Петро припомнил ту историю, когда цензорша грозилась снять с эфира передачу. А это уже ЧП! Большие неприятности, и прежде всего для главного редактора. Куда смотрел? Тогда он, так сказать, взял ответственность на себя.
— Я в свой журнал записала, что вас предупредила. Если кто заметит, будете отвечать, — скрипела бдительная бабуся в телефонную трубку.
По счастью, никто не обратил внимания на тот кадр. Все тогда обошлось. А теперь будет еще лучше, поскольку меньше станет возни вокруг передач. Хотелось верить, что работать станет интереснее, свободней.
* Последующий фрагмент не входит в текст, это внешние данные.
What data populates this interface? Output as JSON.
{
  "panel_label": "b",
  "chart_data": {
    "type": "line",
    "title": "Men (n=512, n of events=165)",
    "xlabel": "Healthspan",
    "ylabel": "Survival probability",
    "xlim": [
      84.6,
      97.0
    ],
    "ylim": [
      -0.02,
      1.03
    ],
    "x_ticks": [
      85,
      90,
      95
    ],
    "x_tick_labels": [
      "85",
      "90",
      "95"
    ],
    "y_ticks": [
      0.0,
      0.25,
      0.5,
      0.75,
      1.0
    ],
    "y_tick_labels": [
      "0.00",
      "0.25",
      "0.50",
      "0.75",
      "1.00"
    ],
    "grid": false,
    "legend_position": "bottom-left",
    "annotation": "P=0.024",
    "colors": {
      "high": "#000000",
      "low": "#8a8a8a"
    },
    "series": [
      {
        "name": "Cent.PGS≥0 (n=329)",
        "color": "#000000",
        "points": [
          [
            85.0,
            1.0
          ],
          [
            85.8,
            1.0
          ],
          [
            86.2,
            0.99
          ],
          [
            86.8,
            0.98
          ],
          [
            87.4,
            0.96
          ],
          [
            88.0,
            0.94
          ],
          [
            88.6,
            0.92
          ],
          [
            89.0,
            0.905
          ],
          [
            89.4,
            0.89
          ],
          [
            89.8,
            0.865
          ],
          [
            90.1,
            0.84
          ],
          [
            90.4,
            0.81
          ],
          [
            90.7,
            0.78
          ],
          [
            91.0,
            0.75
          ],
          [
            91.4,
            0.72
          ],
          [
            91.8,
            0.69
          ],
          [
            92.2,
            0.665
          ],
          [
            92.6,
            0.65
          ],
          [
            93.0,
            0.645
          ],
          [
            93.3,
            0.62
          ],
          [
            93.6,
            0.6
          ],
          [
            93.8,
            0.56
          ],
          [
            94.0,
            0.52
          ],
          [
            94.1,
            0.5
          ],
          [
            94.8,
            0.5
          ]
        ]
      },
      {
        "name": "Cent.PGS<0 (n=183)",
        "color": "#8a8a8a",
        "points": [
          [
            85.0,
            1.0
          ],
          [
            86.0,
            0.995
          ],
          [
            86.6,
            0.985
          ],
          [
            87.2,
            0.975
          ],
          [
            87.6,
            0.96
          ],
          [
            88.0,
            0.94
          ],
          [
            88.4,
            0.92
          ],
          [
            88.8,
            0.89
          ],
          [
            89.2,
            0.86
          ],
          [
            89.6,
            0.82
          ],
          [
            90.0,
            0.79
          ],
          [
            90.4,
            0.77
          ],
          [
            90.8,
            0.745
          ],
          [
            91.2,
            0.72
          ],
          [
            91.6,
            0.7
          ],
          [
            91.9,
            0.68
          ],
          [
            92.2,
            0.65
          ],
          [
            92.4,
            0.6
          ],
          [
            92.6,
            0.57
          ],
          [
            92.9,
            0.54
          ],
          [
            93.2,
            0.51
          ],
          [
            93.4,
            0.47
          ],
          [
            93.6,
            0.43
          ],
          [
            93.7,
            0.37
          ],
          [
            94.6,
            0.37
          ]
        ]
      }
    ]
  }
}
День кончался. Петро пододвинул ближе календарь, взглянул на свои заметки: все ли сделал? Над цифрой 30, круглой, представительной, приписка более мелким шрифтом: именины Веры, Любови, Надежды.
Из этой троицы больше всего его грела Надежда. Веры не было. Любовь притупилась: возраст, что ни говори, за полсотни перевалил, уже «няма таго, што раньш было…»[9]. А вот надежда — она умирает последней.
Надежда на то, что все перемелется, перетрется, переходится, как тесто в деже, и жизнь войдет в свои извечные берега, покатится привычным ходом. Как бы ни было беспокойно, смутно на белом свете, жизнь не останавливается. После грома наступает затишье, после бури-урагана на море житейском воцаряется штиль. Петру захотелось записать эти рассуждения, достал кондуит, по привычке отлистал несколько страниц назад, будто для разгону прочитать их, чтобы лучше писалось далее, о дне сегодняшнем.